Why study heart disease?

Heart disease is a global epidemic and accounts for 1 in every 5 deaths in the US. Currently available therapeutic modalities to treat cardiovascular disease such as heart failure do not directly alter root-cause defects in cardiac tissue and therefore only slow disease progression rather than preventing or reversing it. The fact that nearly half of those hospitalized with heart failure die within 5 years highlights the urgent need to identify completely new axes of disease pathogenesis and leverage this knowledge towards the development of new therapies.

Cardiovascular epigenomics

Targeting gene regulation has emerged as a new therapeutic strategy in a variety of chronic diseases. The central theme of our research program is to understand the gene-regulatory and epigenomic mechanisms that govern cellular plasticity in normal and abnormal physiology, with a particular focus on heart failure. Our main goal is to identify defined cis-elements, trans- factors and maladaptive cell states that can be targeted to treat maladaptive remodeling of tissue architecture in heart failure and other chronic diseases.

Our approaches

To achieve our goals we leverage a host of specialized techniques and tools to address these questions, including single cell genomics, assays to capture chromatin states (ChIP-seq, ATAC-seq, PRO-seq, CUT&RUN), genome editing via CRISPR-Cas9, human genetics, whole organ in vivo physiology, murine genetic models and computational biology.
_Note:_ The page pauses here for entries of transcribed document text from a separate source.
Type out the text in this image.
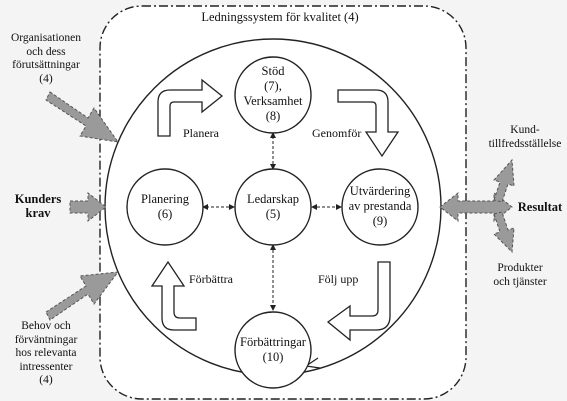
Ledningssystem för kvalitet (4)
Stöd
(7),
Verksamhet
(8)
Planering
(6)
Ledarskap
(5)
Utvärdering
av prestanda
(9)
Förbättringar
(10)
Planera	Genomför
Följ upp
Förbättra
Organisationen
och dess
förutsättningar
(4)
Kunders
krav
Behov och
förväntningar
hos relevanta
intressenter
(4)
Kund-
tillfredsställelse
Resultat
Produkter
och tjänster
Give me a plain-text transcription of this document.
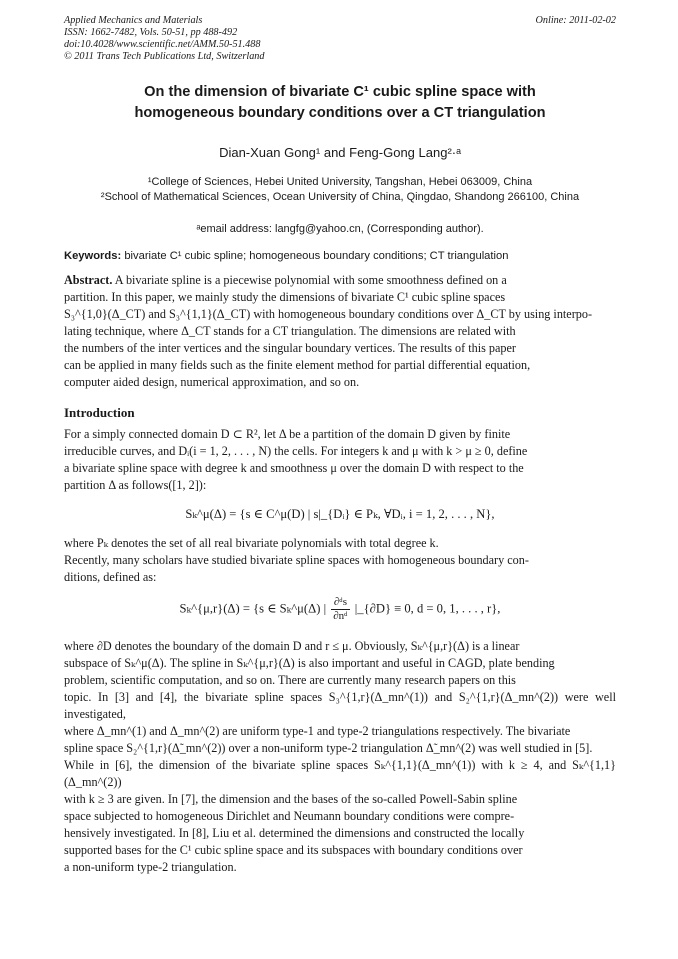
Applied Mechanics and Materials
ISSN: 1662-7482, Vols. 50-51, pp 488-492
doi:10.4028/www.scientific.net/AMM.50-51.488
© 2011 Trans Tech Publications Ltd, Switzerland
Online: 2011-02-02
On the dimension of bivariate C¹ cubic spline space with
homogeneous boundary conditions over a CT triangulation
Dian-Xuan Gong¹ and Feng-Gong Lang²·ᵃ
¹College of Sciences, Hebei United University, Tangshan, Hebei 063009, China
²School of Mathematical Sciences, Ocean University of China, Qingdao, Shandong 266100, China
ᵃemail address: langfg@yahoo.cn, (Corresponding author).
Keywords: bivariate C¹ cubic spline; homogeneous boundary conditions; CT triangulation
Abstract. A bivariate spline is a piecewise polynomial with some smoothness defined on a
partition. In this paper, we mainly study the dimensions of bivariate C¹ cubic spline spaces
S₃^{1,0}(Δ_CT) and S₃^{1,1}(Δ_CT) with homogeneous boundary conditions over Δ_CT by using interpo-
lating technique, where Δ_CT stands for a CT triangulation. The dimensions are related with
the numbers of the inter vertices and the singular boundary vertices. The results of this paper
can be applied in many fields such as the finite element method for partial differential equation,
computer aided design, numerical approximation, and so on.
Introduction
For a simply connected domain D ⊂ R², let Δ be a partition of the domain D given by finite
irreducible curves, and Dᵢ(i = 1, 2, . . . , N) the cells. For integers k and μ with k > μ ≥ 0, define
a bivariate spline space with degree k and smoothness μ over the domain D with respect to the
partition Δ as follows([1, 2]):
Sₖ^μ(Δ) = {s ∈ C^μ(D) | s|_{Dᵢ} ∈ Pₖ, ∀Dᵢ, i = 1, 2, . . . , N},
where Pₖ denotes the set of all real bivariate polynomials with total degree k.
Recently, many scholars have studied bivariate spline spaces with homogeneous boundary con-
ditions, defined as:
Sₖ^{μ,r}(Δ) = {s ∈ Sₖ^μ(Δ) | $\frac{\text{∂ᵈs}}{\text{∂nᵈ}}$ |_{∂D} ≡ 0, d = 0, 1, . . . , r},
where ∂D denotes the boundary of the domain D and r ≤ μ. Obviously, Sₖ^{μ,r}(Δ) is a linear
subspace of Sₖ^μ(Δ). The spline in Sₖ^{μ,r}(Δ) is also important and useful in CAGD, plate bending
problem, scientific computation, and so on. There are currently many research papers on this
topic. In [3] and [4], the bivariate spline spaces S₃^{1,r}(Δ_mn^(1)) and S₂^{1,r}(Δ_mn^(2)) were well investigated,
where Δ_mn^(1) and Δ_mn^(2) are uniform type-1 and type-2 triangulations respectively. The bivariate
spline space S₂^{1,r}(Δ̃_mn^(2)) over a non-uniform type-2 triangulation Δ̃_mn^(2) was well studied in [5].
While in [6], the dimension of the bivariate spline spaces Sₖ^{1,1}(Δ_mn^(1)) with k ≥ 4, and Sₖ^{1,1}(Δ_mn^(2))
with k ≥ 3 are given. In [7], the dimension and the bases of the so-called Powell-Sabin spline
space subjected to homogeneous Dirichlet and Neumann boundary conditions were compre-
hensively investigated. In [8], Liu et al. determined the dimensions and constructed the locally
supported bases for the C¹ cubic spline space and its subspaces with boundary conditions over
a non-uniform type-2 triangulation.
Modulate fibroblast plasticity in disease

Fibroblast activation is a common stress response in tissues that worsens dysfunction of lung, liver, kidney, heart, and exacerbates many cancers, yet its mechanistic basis remains unclear. The stress-induced pathways that trigger fibroblast activation (e.g., TGFβ) ultimately converge on transcription factors and the chromatin regulatory apparatus in the nucleus, which transduce these broad upstream signals into changes in gene expression and cell identity. One of our goals is to discover new cellular and molecular mechanisms that govern the plasticity of fibroblast states in heart failure, findings which are applicable to a wide array of chronic diseases that feature tissue fibrosis (e.g., lung, liver and kidney).

Epigenomic regulation of Inflammation

Over the past two decades it has become increasingly clear that innate and adaptive immune cell populations play a critical role in both heart homeostasis and disease. Our laboratory combines genomics with in vivo physiology and murine models of heart failure to understand the molecular mechanisms governing how chromatin and cell states are modulated in acute and chronic inflammation. We believe that such approaches can identify novel nodal regulators of the immune response in heart failure and other chronic diseases featuring inflammation.

Cell-to-cell communication

The homeostasis of the heart, or that of any organ, relies on a complex cross-talk between different cell types with specialized functions. Recent advances in single cell omics have highlighted the heterogeneity of the cellular composition of the heart, revealing multiple subsets of cardiomyocytes, fibroblasts, endothelial and immune cells with diverse developmental origins and molecular properties. One of the goals of our lab is to decipher the molecular mechanisms governing pathological cross talk between diverse cellular compartments in heart disease.

Inflammation and fibrosis: partners in heart disease and in many other human conditions

Inflammation and fibrosis are common stress responses that worsen organ function across a wide variety of human diseases, yet the molecular mechanisms governing their crosstalk are poorly understood. We aim to identify critical signaling molecules governing the crosstalk between the immune and fibroblast compartments in heart failure and explore if these mechanisms contribute to other diseases associated with inflammation and fibrosis in organs such as the lung, liver and the brain.

Epigenomic mechanisms of cardiac aging

As our average lifespan is continuously increasing, cardiovascular disease represents an even bigger threat for our societies. While much of the prior work in cardiac aging is focused on the role of mitochondria dysfunction and oxidative stress, very little is known about the transcriptional and epigenomic mechanisms underlying this process. We aim to identify and then perturb specific chromatin and cell states arising during aging in the cardiac tissue, with the goal of identifying novel molecular mechanisms governing this process and possible prevention and treatment methods.